Proje Yöneticisi Sylvia Morse’ye göre, Up & Go temizlikçileri saatte 25 dolar kazanıyor, bu ücret bağımsız çalışan işçilerin genelde kazandıklarının iki katından fazla. Uygulamalar genellikle yüzde 20 veya daha fazla bir kesinti yaparken, Up & Go ücretin yalnızca yüzde 5’ini alıyor ve bu kesinti platforma yeniden yatırılıyor.

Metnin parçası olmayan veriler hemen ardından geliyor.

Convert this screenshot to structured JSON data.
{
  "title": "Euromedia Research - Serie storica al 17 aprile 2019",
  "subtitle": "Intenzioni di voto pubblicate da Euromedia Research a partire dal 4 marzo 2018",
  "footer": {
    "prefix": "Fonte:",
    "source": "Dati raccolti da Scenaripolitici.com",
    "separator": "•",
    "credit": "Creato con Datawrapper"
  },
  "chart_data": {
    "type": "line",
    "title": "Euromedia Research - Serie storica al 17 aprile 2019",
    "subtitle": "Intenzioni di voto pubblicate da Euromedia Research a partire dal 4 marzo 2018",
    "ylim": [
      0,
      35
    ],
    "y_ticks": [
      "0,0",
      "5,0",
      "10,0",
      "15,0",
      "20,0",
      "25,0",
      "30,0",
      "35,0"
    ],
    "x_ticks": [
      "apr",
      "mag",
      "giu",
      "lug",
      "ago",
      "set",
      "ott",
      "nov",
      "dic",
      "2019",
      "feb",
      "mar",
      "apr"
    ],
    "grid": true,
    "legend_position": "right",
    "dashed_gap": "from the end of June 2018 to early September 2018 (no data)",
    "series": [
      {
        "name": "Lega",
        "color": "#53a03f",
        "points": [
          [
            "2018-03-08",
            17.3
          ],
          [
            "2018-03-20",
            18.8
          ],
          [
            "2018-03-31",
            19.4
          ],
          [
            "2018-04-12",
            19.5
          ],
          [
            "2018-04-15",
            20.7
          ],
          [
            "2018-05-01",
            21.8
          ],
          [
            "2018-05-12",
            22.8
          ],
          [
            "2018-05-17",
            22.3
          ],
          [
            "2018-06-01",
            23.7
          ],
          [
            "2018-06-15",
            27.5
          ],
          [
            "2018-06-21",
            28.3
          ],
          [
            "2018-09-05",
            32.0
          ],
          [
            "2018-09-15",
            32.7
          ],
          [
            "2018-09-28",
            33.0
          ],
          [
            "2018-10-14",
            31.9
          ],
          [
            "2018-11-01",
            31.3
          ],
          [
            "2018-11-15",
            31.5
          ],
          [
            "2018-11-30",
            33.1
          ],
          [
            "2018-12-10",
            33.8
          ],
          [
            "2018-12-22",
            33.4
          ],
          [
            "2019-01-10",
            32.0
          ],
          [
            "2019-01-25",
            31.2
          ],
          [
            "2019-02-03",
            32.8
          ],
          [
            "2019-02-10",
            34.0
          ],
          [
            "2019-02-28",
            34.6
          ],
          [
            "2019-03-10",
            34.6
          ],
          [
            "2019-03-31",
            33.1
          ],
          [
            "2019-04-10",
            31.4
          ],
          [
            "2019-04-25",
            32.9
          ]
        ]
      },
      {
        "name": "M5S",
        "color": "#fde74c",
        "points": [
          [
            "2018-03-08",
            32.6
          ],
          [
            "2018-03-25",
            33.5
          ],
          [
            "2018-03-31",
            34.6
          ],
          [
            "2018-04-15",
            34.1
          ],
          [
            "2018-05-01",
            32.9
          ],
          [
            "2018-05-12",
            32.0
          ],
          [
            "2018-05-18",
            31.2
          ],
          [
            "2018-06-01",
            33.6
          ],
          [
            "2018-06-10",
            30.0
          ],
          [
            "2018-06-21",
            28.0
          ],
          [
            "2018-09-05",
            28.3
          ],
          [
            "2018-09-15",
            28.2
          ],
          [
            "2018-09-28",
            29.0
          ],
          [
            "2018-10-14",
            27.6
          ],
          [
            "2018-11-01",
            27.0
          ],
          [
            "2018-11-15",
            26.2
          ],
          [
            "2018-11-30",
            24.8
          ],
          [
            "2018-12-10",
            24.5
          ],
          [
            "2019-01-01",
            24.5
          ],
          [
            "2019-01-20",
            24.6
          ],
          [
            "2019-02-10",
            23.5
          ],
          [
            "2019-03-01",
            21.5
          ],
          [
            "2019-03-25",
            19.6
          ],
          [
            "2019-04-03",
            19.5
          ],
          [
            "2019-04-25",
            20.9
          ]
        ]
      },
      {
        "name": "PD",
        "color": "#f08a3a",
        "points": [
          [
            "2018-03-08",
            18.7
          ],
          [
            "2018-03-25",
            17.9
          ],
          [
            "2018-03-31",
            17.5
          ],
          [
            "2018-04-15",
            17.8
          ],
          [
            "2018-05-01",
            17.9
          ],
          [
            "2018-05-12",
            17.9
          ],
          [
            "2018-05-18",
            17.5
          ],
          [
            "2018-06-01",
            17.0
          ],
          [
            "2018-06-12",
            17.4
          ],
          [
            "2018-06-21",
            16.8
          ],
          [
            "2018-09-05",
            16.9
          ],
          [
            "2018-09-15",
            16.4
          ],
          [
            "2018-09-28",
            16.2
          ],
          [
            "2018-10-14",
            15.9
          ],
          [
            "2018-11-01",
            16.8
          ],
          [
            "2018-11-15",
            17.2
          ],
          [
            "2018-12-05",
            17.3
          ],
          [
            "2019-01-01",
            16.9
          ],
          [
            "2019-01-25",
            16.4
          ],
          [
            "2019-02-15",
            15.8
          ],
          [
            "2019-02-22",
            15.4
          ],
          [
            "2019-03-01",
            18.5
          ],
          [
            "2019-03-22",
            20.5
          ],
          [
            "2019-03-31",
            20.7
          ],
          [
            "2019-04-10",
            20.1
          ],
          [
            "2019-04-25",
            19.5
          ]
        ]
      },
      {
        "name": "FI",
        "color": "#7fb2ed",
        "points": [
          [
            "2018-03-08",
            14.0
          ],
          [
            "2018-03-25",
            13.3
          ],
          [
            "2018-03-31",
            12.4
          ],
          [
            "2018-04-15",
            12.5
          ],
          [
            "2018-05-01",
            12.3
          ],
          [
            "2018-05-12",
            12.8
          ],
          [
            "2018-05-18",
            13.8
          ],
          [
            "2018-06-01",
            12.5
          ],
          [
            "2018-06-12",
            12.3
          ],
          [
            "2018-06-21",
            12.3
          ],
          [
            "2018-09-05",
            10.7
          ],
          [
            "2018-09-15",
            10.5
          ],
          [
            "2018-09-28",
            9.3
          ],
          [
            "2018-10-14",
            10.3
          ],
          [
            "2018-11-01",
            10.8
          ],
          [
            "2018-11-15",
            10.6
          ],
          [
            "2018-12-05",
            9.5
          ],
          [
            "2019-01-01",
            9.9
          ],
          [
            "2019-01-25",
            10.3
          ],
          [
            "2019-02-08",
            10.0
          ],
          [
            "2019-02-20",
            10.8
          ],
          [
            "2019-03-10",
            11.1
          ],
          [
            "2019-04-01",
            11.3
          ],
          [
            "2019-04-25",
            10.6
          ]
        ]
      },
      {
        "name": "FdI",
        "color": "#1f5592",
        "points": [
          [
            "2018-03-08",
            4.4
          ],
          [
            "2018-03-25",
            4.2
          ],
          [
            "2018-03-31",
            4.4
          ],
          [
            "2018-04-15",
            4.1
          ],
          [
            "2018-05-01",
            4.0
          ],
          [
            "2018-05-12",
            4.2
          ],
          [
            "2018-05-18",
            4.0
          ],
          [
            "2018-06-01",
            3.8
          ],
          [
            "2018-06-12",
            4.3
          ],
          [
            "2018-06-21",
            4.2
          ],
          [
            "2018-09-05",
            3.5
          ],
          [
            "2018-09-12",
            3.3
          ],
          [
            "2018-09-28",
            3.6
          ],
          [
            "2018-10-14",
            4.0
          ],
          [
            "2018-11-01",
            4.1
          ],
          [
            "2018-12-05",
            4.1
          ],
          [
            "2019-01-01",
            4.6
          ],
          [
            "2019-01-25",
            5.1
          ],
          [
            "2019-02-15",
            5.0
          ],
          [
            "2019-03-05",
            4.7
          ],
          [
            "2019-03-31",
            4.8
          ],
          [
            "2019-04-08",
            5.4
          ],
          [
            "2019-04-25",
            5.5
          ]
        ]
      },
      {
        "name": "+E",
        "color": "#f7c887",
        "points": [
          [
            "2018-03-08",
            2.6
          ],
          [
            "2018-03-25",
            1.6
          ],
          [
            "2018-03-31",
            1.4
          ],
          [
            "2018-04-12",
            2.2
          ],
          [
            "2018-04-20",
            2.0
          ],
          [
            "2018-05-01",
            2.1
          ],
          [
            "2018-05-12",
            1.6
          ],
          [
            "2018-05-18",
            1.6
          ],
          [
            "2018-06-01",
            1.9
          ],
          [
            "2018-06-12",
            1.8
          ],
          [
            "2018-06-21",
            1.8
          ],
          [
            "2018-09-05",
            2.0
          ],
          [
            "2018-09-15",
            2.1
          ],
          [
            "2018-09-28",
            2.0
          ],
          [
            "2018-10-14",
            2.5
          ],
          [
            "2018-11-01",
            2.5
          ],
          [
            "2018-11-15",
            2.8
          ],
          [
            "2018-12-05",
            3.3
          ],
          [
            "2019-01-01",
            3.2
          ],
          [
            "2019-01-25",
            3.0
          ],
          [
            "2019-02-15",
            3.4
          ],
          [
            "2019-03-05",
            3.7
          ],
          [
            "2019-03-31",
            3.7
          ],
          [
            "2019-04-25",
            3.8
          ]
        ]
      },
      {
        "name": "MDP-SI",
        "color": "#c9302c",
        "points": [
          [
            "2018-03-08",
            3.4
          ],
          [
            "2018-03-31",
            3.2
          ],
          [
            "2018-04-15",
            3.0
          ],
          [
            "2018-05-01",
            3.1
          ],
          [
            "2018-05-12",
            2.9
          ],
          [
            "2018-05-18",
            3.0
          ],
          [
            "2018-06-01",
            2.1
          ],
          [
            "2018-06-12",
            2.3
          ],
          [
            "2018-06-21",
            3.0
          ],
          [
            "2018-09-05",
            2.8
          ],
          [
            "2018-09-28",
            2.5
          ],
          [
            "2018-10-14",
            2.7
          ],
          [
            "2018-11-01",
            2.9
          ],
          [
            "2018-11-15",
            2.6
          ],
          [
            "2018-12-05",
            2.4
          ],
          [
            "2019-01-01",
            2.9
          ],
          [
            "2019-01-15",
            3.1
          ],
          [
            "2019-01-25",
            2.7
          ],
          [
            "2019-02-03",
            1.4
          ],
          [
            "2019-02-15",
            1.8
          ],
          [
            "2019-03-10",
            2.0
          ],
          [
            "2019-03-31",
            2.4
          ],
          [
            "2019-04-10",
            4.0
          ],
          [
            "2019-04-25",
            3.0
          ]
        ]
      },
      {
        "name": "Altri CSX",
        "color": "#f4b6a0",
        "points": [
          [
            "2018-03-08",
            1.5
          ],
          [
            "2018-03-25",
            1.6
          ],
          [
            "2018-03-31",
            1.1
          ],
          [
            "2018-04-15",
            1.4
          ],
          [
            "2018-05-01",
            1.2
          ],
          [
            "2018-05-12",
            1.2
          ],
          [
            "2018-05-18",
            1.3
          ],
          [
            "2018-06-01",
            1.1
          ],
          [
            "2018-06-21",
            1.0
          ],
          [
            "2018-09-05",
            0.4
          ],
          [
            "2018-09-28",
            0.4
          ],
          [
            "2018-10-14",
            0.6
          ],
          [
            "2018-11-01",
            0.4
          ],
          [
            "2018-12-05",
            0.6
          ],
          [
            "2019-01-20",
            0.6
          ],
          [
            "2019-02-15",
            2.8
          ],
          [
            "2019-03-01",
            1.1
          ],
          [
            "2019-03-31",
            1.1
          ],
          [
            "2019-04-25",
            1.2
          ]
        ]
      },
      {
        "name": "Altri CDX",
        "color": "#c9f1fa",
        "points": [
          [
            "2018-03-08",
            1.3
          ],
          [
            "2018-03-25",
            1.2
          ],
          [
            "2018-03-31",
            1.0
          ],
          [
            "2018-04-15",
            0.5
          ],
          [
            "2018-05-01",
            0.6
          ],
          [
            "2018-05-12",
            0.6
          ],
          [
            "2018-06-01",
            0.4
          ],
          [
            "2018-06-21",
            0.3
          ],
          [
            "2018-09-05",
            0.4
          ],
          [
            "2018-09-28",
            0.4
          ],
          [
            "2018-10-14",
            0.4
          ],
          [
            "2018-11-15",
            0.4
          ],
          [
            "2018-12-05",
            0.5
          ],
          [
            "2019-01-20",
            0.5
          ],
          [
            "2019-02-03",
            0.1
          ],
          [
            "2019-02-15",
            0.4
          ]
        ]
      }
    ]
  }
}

Up & Go kooperatifi, yazılım ve markaya ortak olarak sahip olan temizlikçiler (Latin Amerika’dan gelen göçmen kadınlar başta olmak üzere) tarafından Mayıs 2017’de resmen kuruldu. İptal politikaları ve fiyatlandırma gibi konularda kararlar almak için aylık olarak toplanıyorlar.
Maru Bautista; “Diğer platformlara bakarsanız, ilk kez kullananları sübvanse ederek ve çalışanlarına mümkün olduğunca az ödeme yaparak yapay olarak fiyatları düşürdükleri açıktır. Bizim fiyat teklifimiz, fiyatlarımızın şeffaf olması, çalışanların adil bir ücret kazanması ve müşterilerin profesyonel kalitede temizlik almasıdır, ”dedi.
Bautista, Brooklyn’deki Aile Yaşamı Merkezi’nin Kooperatif Kalkınma Programını yönetmektedir. Son 13 yılda, Merkez 13 milyon Dolardan fazla gelir elde eden 20 işçi kooperatifi kurmuştur.
Up & Go’nun geliştirilmesinde, bir yıldan uzun bir süren bir ortak tasarım ve test sürecine göçmenlerin yönettiği üç temizlik kooperatifi rehberlik etti. Yoksulluk karşıtı Robin Hood Vakfı’ndan alınan fon uygulamanın geliştirilmesine kısmen olanak sağladı.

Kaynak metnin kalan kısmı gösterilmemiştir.